Esta visibilidad se hizo más notoria cuando me invitaron a formar parte de los equipos encargados de homologar normas y procedimientos entre todos los países donde la cadena está presente. Mi función era aportar la humilde experiencia de Venezuela a los otros países donde, gracias a la libertad de la que gozaban, incluso con economías muy pequeñas, podían tomar más riesgos.

 

Al final queda un aprendizaje

Me hubiera gustado concluir esta historia con un gran “exitazo”, decir que mi idea llevó a una empresa a tener un poderoso ecosistema digital. No obstante, esta es una historia de inconformismo, de apostar al cambio, sin garantías de nada, y eso era lo que te quería transmitir.

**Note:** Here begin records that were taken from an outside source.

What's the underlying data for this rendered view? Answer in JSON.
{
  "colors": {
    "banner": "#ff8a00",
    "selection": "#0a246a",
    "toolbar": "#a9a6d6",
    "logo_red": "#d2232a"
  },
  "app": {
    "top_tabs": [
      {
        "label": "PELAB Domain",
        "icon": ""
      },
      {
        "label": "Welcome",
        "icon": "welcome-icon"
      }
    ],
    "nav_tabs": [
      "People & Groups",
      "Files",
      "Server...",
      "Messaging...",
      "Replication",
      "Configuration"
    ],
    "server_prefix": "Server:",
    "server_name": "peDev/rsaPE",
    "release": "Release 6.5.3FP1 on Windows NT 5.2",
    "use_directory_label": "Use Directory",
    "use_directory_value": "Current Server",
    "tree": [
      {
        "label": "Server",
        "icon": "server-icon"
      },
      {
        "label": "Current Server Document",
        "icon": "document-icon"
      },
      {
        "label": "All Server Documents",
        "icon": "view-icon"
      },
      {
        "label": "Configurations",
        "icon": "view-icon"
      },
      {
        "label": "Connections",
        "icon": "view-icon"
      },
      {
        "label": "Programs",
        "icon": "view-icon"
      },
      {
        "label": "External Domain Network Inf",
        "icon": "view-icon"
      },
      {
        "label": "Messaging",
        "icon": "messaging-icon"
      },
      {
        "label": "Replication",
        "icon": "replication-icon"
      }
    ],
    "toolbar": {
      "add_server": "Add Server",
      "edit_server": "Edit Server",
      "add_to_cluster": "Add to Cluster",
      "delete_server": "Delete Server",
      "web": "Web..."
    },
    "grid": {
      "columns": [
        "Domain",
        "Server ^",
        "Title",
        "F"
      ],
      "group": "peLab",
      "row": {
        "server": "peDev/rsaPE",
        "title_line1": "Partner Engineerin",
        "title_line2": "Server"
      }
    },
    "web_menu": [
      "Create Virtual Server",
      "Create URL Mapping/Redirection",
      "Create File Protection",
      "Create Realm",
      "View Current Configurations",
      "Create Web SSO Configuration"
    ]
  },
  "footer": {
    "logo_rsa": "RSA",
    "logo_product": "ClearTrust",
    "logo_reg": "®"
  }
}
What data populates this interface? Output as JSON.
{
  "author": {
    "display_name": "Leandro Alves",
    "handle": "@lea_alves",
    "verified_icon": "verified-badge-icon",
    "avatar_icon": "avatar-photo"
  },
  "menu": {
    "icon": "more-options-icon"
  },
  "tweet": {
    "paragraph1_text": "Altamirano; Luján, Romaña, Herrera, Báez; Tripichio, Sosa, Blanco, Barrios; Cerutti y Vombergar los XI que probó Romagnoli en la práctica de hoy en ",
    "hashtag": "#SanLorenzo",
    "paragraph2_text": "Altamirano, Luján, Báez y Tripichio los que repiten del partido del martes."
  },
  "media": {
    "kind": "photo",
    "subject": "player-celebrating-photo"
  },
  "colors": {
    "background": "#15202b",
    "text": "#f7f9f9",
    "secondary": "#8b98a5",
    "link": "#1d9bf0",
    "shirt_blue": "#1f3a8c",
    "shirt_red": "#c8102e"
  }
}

De esta experiencia aprendí:

  • Hay que atreverse. Si tienes una idea, véndela y lucha por ella.
  • No esperes siempre el pago extra, la bonificación porque a ti te contrataron solo para hacer lo que estás haciendo. No seas egoísta contigo mismo. Tantea el terreno, y si ves que hay apertura, aunque sea un pequeño resquicio, aprovecha la oportunidad. Sea cual sea el resultado de ese emprendimiento interno, al final te quedará un aprendizaje.
  • Las reuniones eternas de análisis y discusiones casi nunca sirven de nada, especialmente en el campo del mercadeo digital. Es un mundo que cambia constantemente, creo que mucho más rápido que otras disciplinas, por lo que lo que pensaste que era una idea genial este mes, el otro ya no lo será tanto.
  • Obsesiónate con tu idea y continúa aprendiendo. Eso nadie te lo podrá arrebatar.